Pourquoi ce rapprochement So Breizh / Bretagne Bretons ?

 

Nous étions déjà très proches de Bretagne Bretons. Ce rapprochement est issu d’une volonté concrète du conseil de So Breizh de se doter officiellement d’un média numérique indépendant au service d’une liberté d’information aux bénéfices des intérêts économiques bretons. Bretagne Bretons est un relais indépendant pertinent de l’actualité économique général et aussi des préoccupations ainsi que des travaux économiques en cours au bénéfice de notre région. Il faut informer sur les sujets économiques délicats sans autre forme d’objectif que de pouvoir échanger, débattre, expliquer parfois la nécessité de devoir s’adapter à un environnement international en mouvement permanent. Il faut y voir une dynamique positive dans l’intérêt des entreprises, de l’emploi et de l’attractivité de notre territoire.
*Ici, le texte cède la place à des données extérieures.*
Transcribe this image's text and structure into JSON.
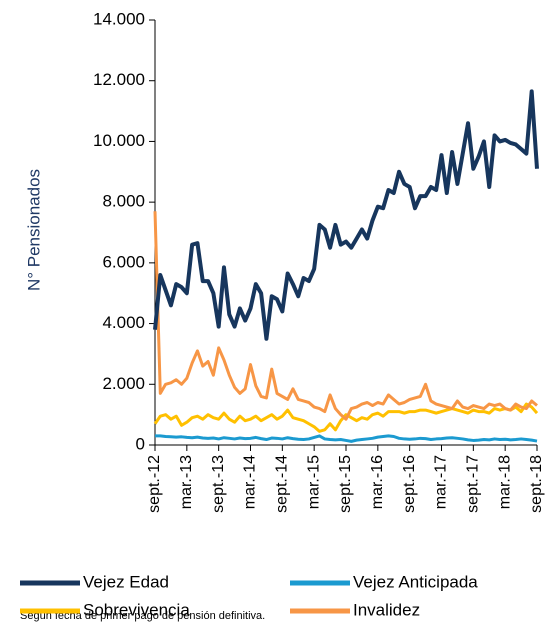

Nous souhaitons in-fine, à travers l’adhésions de nouveaux adhérents et de nouvelles expertises, pouvoir être une force de propositions aux structures déjà existantes auxquelles nous ne voulons et ne pouvons pas nous substituer.

 

Quel est le grand défi de la Bretagne ?

 

Le principal défi est de reprendre le contrôle du pouvoir de nos orientations et de nos actions, face aux échecs de ces 10 dernières années et leurs conséquences économiques. Ces erreurs ont étés dévastatrices pour l’emploi. Le centralisme administratif national, hors de contrôle, a sa responsabilité. Sans remettre en question le rôle de l’Etat sur les grands sujets régaliens, il est aujourd’hui nécessaire de remettre du bon sens dans les fonctionnements administratif territoriaux. Le débat sur une véritable décentralisation, nécessitant impérativement en parallèle une simplification administrative, ne fait que commencer. Nous en avons pour 10 ou 15 ans. A terme, nous assisterons j’en suis certain à une évolution majeure en terme de fonctionnement des régions et du pays. Nous avons devant nous une fenêtre d’ouverture et d’opportunités d’agir exceptionnelles. So Breizh propose, modestement, d’être un serviteur aux bénéfices de l’économie bretonne. Il nous faut anticiper la construction économique sur le long terme, et abandonner le chemin stérile des polémiques répétitives de court terme orchestrées médiatiquement dans l’immédiateté pour des raisons et avec des objectifs parfois peut avouables.